12/9/10

Gingered Carrot Soup with Creme Fraiche


This is one of my favorite soup recipes. Despite sounding like something at a nice restaurant, and despite looking like something at a nice restaurant, and despite tasting like something at a nice restaurant, it's easy and fast to make at home. I've served it at all kinds of occasions and always get rave reviews. I like that it's a thicker puree, so it's filling and feels more like a meal than an appetizer. Add in the creme fraiche and it's just plain delicious.

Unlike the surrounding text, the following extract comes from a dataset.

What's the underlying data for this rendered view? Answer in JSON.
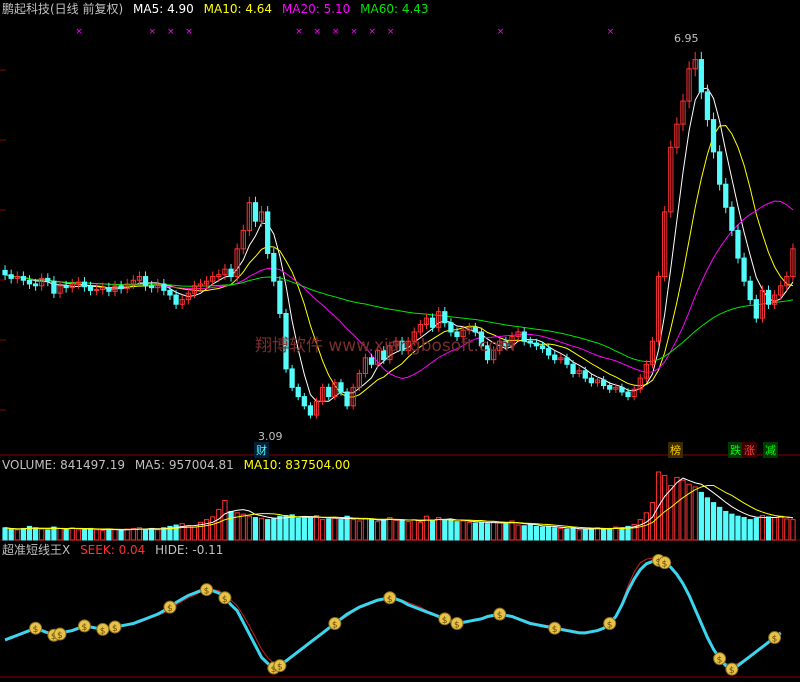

Gingered Carrot Soup with Creme Fraiche

2 tablespoons unsalted butter 
1/4 cup extra-virgin olive oil
1 1/2 pounds large carrots, peeled and thinly sliced 
1 large onion, very thinly sliced
1-2 T finely grated fresh ginger (I use 1T)
4 1/2 cups chicken broth
1/4 tsp freshly grated nutmeg
Salt and freshly ground pepper
1/4 cup creme fraiche or sour cream
2 T coarsely chopped cilantro


1. In a medium soup pot, melt the butter in the olive oil. Add the sliced carrots, sliced onion and grated ginger, cover and cook over moderately high heat for about 8 minutes, stirring the vegetables occasionally, until just beginning to soften. Add the vegetable stock and nutmeg to the vegetables and season liberally with salt and pepper. Cover and cook the soup over moderate heat until the carrots and onions are very soft, about 10 minutes.

2. Puree the carrot soup in batches in a blender. Return the carrot soup to the soup pot. Stir in the crème fraîche and chopped cilantro and season the carrot soup with salt and pepper. Serve the soup in shallow bowls.